Author:  Michael Haldane
Global & Local The Investment Experts
22 April 2022

Direct real estate vs property unit trusts
A look at the advantages and disadvantages of each strategy.

You might be one of the few lucky people who have some money, and want to grow their wealth, but are unsure where to put this money.

Two possible and often popular avenues are putting money directly into commercial property or investing in unit trusts that have exposure to the property sector. It is important to know what the advantages and disadvantages of each strategy are.

Direct real estate investing refers to buying a physical property that could be land, a residential building, or commercial property. The idea is to generate an income from this property in the form of rental income and/or appreciation of the property.

Property unit trust funds primarily invest in listed property companies that develop and manage real estate. These are usually more diversified across multiple sectors and geographical locations.

The pros of direct real estate investment

  1. Investing is easy to understand: it’s simply about purchasing a property, maintaining the property, and attempting to sell the property at a higher value and/or earning a rental income whilst you own the property.
  2. Investing using debt: purchasing a property usually involves taking a bond from a bank, so essentially you are using the bank’s money to earn a return.
  3. Real estate can serve as a hedge against inflation: Generally, property is considered a hedge against inflation since it is generally assumed that the value of the property will appreciate, and rents typically increase with inflation.
  4. Property ownership may provide tax benefits in the form of both income tax and capital gains tax advantages. Capital gains tax is taxed at a lower effective rate than income tax or dividend tax. Individuals’ maximum effective capital gains tax rate is 18%. However, if the property is your primary residence, then an individual will not pay any tax.

Some cons of purchasing property:

  1. Real estate can be a lot of work: property ownership to some degree is simple but it does require a lot of sweat equity because of the costs that come with maintaining the properties.
  2. Real estate is expensive and highly illiquid: it’s often easy to put money into purchasing a property but getting money out of that same property through a resale can sometimes be difficult.
  3. It’s difficult to diversify with real estate: location is the key when investing in real estate. One area could improve in value whilst another could slump, thus affecting the value of your property portfolio. Diversification of real estate properties requires deep pockets and knowledge that isn’t available to the average investor.
  4. Return on investment isn’t a sure thing: there’s always a risk of selling property at a loss.

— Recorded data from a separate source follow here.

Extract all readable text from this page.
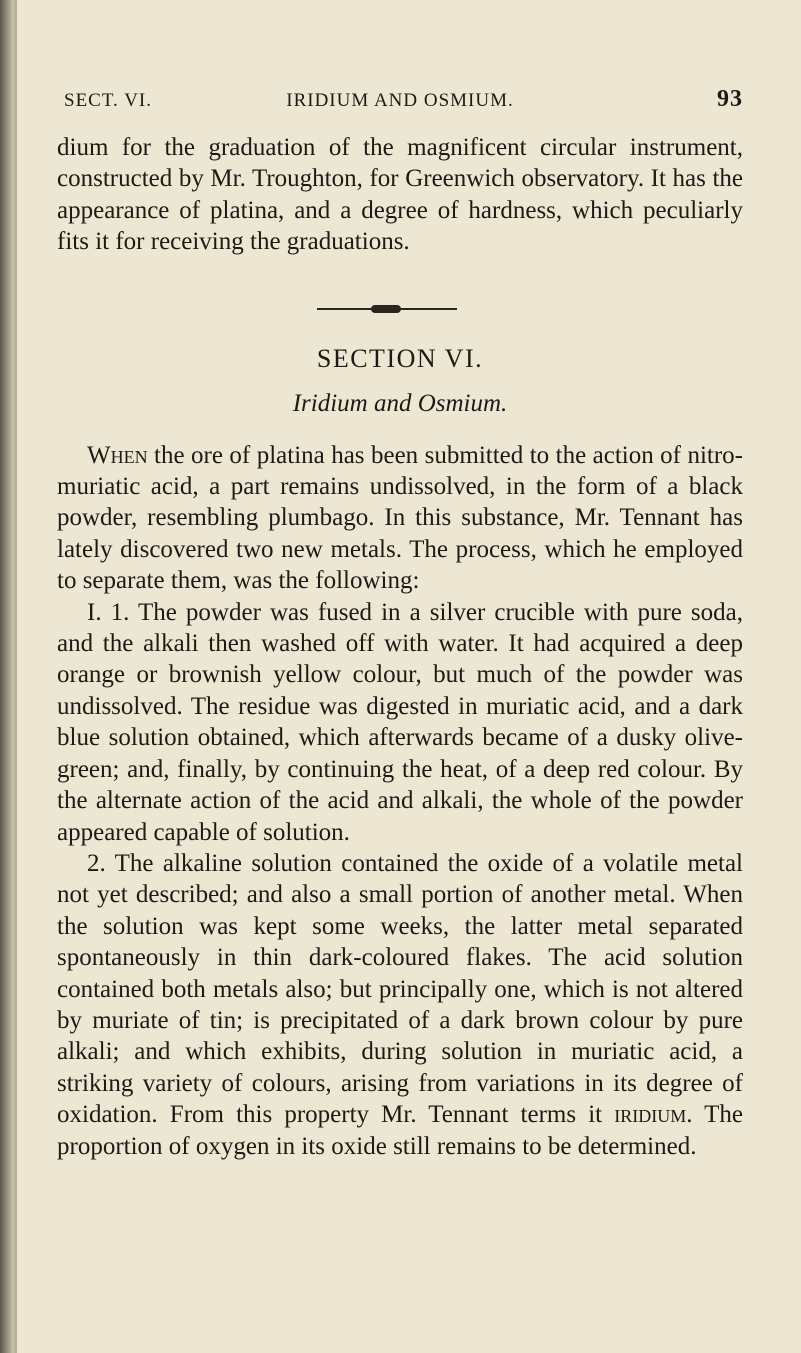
SECT. VI.	IRIDIUM AND OSMIUM.	93

dium for the graduation of the magnificent circular instrument, constructed by Mr. Troughton, for Greenwich observatory. It has the appearance of platina, and a degree of hardness, which peculiarly fits it for receiving the graduations.

SECTION VI.
Iridium and Osmium.

When the ore of platina has been submitted to the action of nitro-muriatic acid, a part remains undissolved, in the form of a black powder, resembling plumbago. In this substance, Mr. Tennant has lately discovered two new metals. The process, which he employed to separate them, was the following:

I. 1. The powder was fused in a silver crucible with pure soda, and the alkali then washed off with water. It had acquired a deep orange or brownish yellow colour, but much of the powder was undissolved. The residue was digested in muriatic acid, and a dark blue solution obtained, which afterwards became of a dusky olive-green; and, finally, by continuing the heat, of a deep red colour. By the alternate action of the acid and alkali, the whole of the powder appeared capable of solution.

2. The alkaline solution contained the oxide of a volatile metal not yet described; and also a small portion of another metal. When the solution was kept some weeks, the latter metal separated spontaneously in thin dark-coloured flakes. The acid solution contained both metals also; but principally one, which is not altered by muriate of tin; is precipitated of a dark brown colour by pure alkali; and which exhibits, during solution in muriatic acid, a striking variety of colours, arising from variations in its degree of oxidation. From this property Mr. Tennant terms it iridium. The proportion of oxygen in its oxide still remains to be determined.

While there are a few pros to investing in real estate, investing in a property unit trust can be advantageous. Here’s why:

  1. Diversification: you can simply choose a property fund as one of the underlying funds of your investment if you would like to have a property component in your portfolio. You could further diversify your portfolio as some investments cover various geolocations and industries.
  2. Fund management: there are experienced fund managers entrusted with managing the performance of the fund chosen and delivering good returns.
  3. Less costs: Although there are management fees to be considered, if you choose a property fund, you won’t have to worry about costs to maintain your properties, transaction costs or capital.
  4. Initial investments do not require large sums of capital, and it is not necessary to apply for a bond. Minimum investments could start as low as R1 000.
  5. Higher liquidity: the buying and selling of unit trusts can be done on any business day.

Some of the cons of investing indirectly are:

  1. Unit prices are more volatile than real estate prices: share prices can be very volatile and fluctuate in price much more quickly than the real estate process. Even though the volatility can be uncomfortable in the short term, it can become beneficial in the long term if you’re willing to hold the units despite the volatility.
  2. Unit sales may result in capital gains tax: if you sell a unit at a higher price than when you bought it, you may be subject to capital gains tax.
  3. Emotional decision making: it is easy to lose confidence in fund managers and make decisions based on emotions. Therefore, knowing how to manage your emotions and paying attention to the empirical evidence about the underlying fund is important.

A few things need to be considered when deciding whether to invest directly in property via a unit trust, real estate, or both. Factors like cash flow, market volatility, tax effects, liquidity, management and transaction costs. Just like any other investment, there are advantages and disadvantages to each of these factors for direct and indirect real estate investing. It all comes down to what you prefer when it comes to your time horizon, investment goals, and how much risk you are willing to take.